Checked the motor was not seized (phew). And pulled out the multimeter to do a few rudimentary checks. Conclusion was that the starter motor had died. This was a recentish hi-torque starter motor, so confusing as well as disappointing. My only resort was to pull the dizzie and squeeze into that gap separating the floor from the floorpan to release the bottom mounting bolt. It came off surprisingly easy, and that's where the story really begins.

Another requirement for the car to gain its MOT (roadworthiness test) was to reinstate windscreen washers. The reservoir had long disappeared, with some of its wiring and plumbing. And the windscreen washer jet was missing, well, its jet!

Starting with the washer jet, I found the item was common to the Daimler Dart and earlier Cobras. It was probably used on a number of other plastic cars of the era as it had the merit of being held to the bodywork by two screws. The good news was knowing its source; the bad news was finding that these are entirely unobtainable.

Fortunately, I found a substitute (designated for the Dart) from David Manners. This consisted of a small, machined pedestal that presented an 8mm hole into which a conventional twin-jet washer could be bolted. Expedient and reassuringly expensive.
The reservoir and pump should be a Lucas 2SJ, another electro-mechanical wonder of its age that delivered a measured volume of water for each 'hit' of the momentary dashboard switch. I shall save that story for another day, when I have one that is adequately restored. But, in the meanwhile, my son and I reinstated the cable runs from where they had been terminated adjacent to the wiper motor. And we fixed a cheap eBay reservoir and pump in the correct location for the 2SJ that will eventually follow.
Well, apart from their practical usefulness, they are a required part of the MoT test. Which is why I needed to make these work before I would be able to reregister the car in the UK.

When I began to investigate why they might not work, I found the answer pretty quickly as I grabbed a bundle of unconnected harness cables from below the carburetor. The real challenge was then finding that the harness connections bore no resemblance to the connections presented on the wiper motor.
Harness connections on left. Solitary motor connections on right.
Gearbox cover says DR3. But motor itself was DR3A.
The key to all of this was that the wiper motor was actually a Lucas DR3A, regardless of what it said on the gearbox cover. The car is supposed to be fitted with a DR3. This latter motor displayed all the wizardry of mechanical engineering at the time. It has no permanent magnet, but does all sorts of interesting things by powering a field coil using a unique wiper switch.

The correct motor provides two-speed operation and 'reverse park'. The latter means when you switch it off, the motor is immediately thrown into reverse, tapping into an ignition-switched supply on the harness that is then interrupted by contacters on the internal parking finger.

There are fuller descriptions on the web. And the most useful, including a wiring diagram, I found was here....


In any event I was rescued by Brian, the Gilbern Owners Club's GT Historian, who produced a refurbished DR3 for me.
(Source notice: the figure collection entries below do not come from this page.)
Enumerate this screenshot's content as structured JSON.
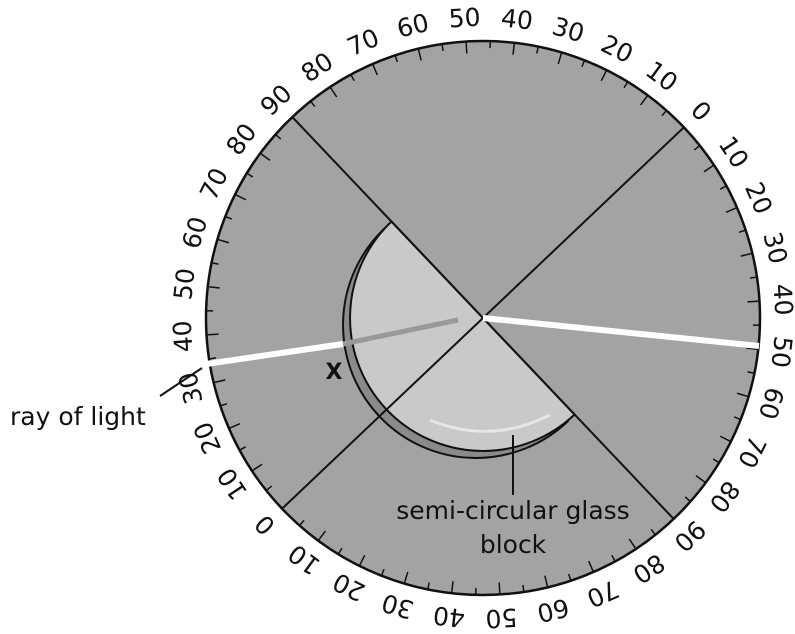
{
  "scale_labels": [
    0,
    10,
    20,
    30,
    40,
    50,
    60,
    70,
    80,
    90,
    80,
    70,
    60,
    50,
    40,
    30,
    20,
    10,
    0,
    10,
    20,
    30,
    40,
    50,
    60,
    70,
    80,
    90,
    80,
    70,
    60,
    50,
    40,
    30,
    20,
    10
  ],
  "point_label": "X",
  "ray_label": "ray of light",
  "block_label": [
    "semi-circular glass",
    "block"
  ]
}
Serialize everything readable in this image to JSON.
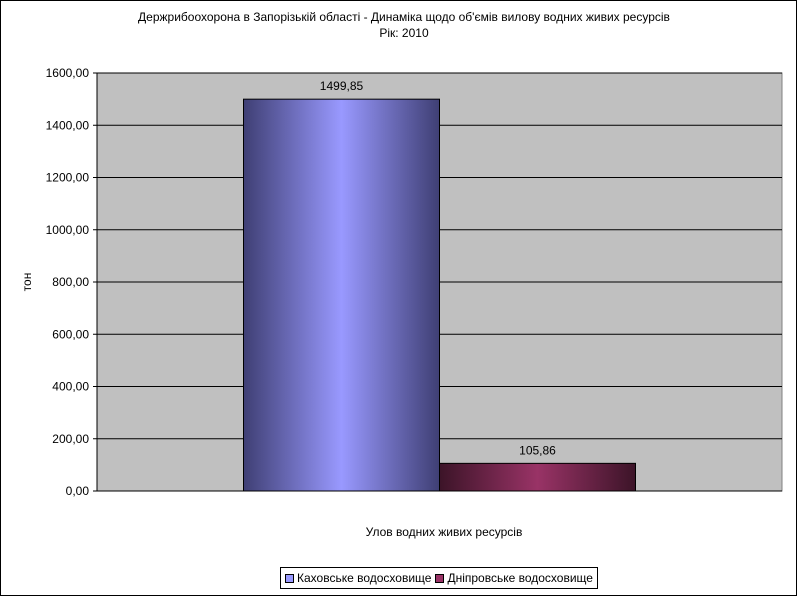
{
  "chart_data": {
    "type": "bar",
    "title": "Держрибоохорона в Запорізькій області - Динаміка щодо об'ємів вилову водних живих ресурсів",
    "subtitle": "Рік: 2010",
    "xlabel": "Улов водних живих ресурсів",
    "ylabel": "тон",
    "ylim": [
      0,
      1600
    ],
    "yticks": [
      "0,00",
      "200,00",
      "400,00",
      "600,00",
      "800,00",
      "1000,00",
      "1200,00",
      "1400,00",
      "1600,00"
    ],
    "categories": [
      ""
    ],
    "series": [
      {
        "name": "Каховське водосховище",
        "values": [
          1499.85
        ],
        "label": "1499,85",
        "color": "#9999ff",
        "dark": "#3f3f74"
      },
      {
        "name": "Дніпровське водосховище",
        "values": [
          105.86
        ],
        "label": "105,86",
        "color": "#993366",
        "dark": "#3c1428"
      }
    ],
    "plot_background": "#c0c0c0",
    "grid": true,
    "legend_position": "bottom"
  }
}
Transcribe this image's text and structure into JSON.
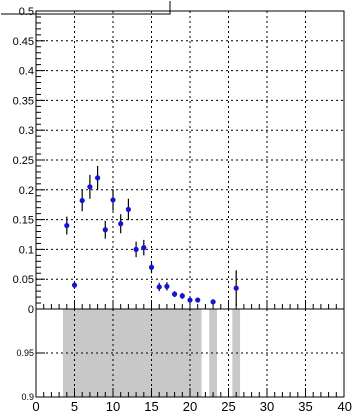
{
  "chart_data": [
    {
      "type": "scatter",
      "title": "",
      "xlabel": "",
      "ylabel": "",
      "xlim": [
        0,
        40
      ],
      "ylim": [
        0,
        0.5
      ],
      "grid": true,
      "x_ticks": [
        "5",
        "10",
        "15",
        "20",
        "25",
        "30",
        "35",
        "40"
      ],
      "y_ticks": [
        "0",
        "0.05",
        "0.1",
        "0.15",
        "0.2",
        "0.25",
        "0.3",
        "0.35",
        "0.4",
        "0.45",
        "0.5"
      ],
      "series": [
        {
          "marker_color": "#1414d2",
          "points": [
            {
              "x": 4,
              "y": 0.14,
              "err": 0.015
            },
            {
              "x": 5,
              "y": 0.04,
              "err": 0.006
            },
            {
              "x": 6,
              "y": 0.182,
              "err": 0.018
            },
            {
              "x": 7,
              "y": 0.205,
              "err": 0.02
            },
            {
              "x": 8,
              "y": 0.22,
              "err": 0.02
            },
            {
              "x": 9,
              "y": 0.133,
              "err": 0.015
            },
            {
              "x": 10,
              "y": 0.183,
              "err": 0.018
            },
            {
              "x": 11,
              "y": 0.143,
              "err": 0.016
            },
            {
              "x": 12,
              "y": 0.167,
              "err": 0.018
            },
            {
              "x": 13,
              "y": 0.1,
              "err": 0.013
            },
            {
              "x": 14,
              "y": 0.103,
              "err": 0.013
            },
            {
              "x": 15,
              "y": 0.07,
              "err": 0.01
            },
            {
              "x": 16,
              "y": 0.037,
              "err": 0.007
            },
            {
              "x": 17,
              "y": 0.038,
              "err": 0.007
            },
            {
              "x": 18,
              "y": 0.025,
              "err": 0.005
            },
            {
              "x": 19,
              "y": 0.022,
              "err": 0.005
            },
            {
              "x": 20,
              "y": 0.015,
              "err": 0.004
            },
            {
              "x": 21,
              "y": 0.015,
              "err": 0.004
            },
            {
              "x": 23,
              "y": 0.012,
              "err": 0.004
            },
            {
              "x": 26,
              "y": 0.035,
              "err": 0.03
            }
          ]
        }
      ]
    },
    {
      "type": "bar",
      "title": "",
      "xlabel": "",
      "ylabel": "",
      "xlim": [
        0,
        40
      ],
      "ylim": [
        0.9,
        1.0
      ],
      "grid": true,
      "x_ticks": [
        "0",
        "5",
        "10",
        "15",
        "20",
        "25",
        "30",
        "35",
        "40"
      ],
      "y_ticks": [
        "0.9",
        "0.95"
      ],
      "bar_color": "#c8c8c8",
      "bars": [
        {
          "x0": 3.5,
          "x1": 21.5,
          "value": 1.0
        },
        {
          "x0": 22.5,
          "x1": 23.5,
          "value": 1.0
        },
        {
          "x0": 25.5,
          "x1": 26.5,
          "value": 1.0
        }
      ]
    }
  ]
}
This needed only for me to switch the gear and the 'parking finger' from the original unit and to rework the original harness, restoring the some of the blade connectors and spurs for the associated washers.
The gear (here 150 degrees) determines the sweep of the blades. Different specifications rely on how far the arm is pivoted from the central axis of the gear - varying the arc of the reciprocating arm.

And the parking finger (positioned in the lower left of the gear case) determines whether the motor parks on a 'push' or a 'pull', hence where the car the wiper blades park. There is a twiddly knob on the end for fine adjustment.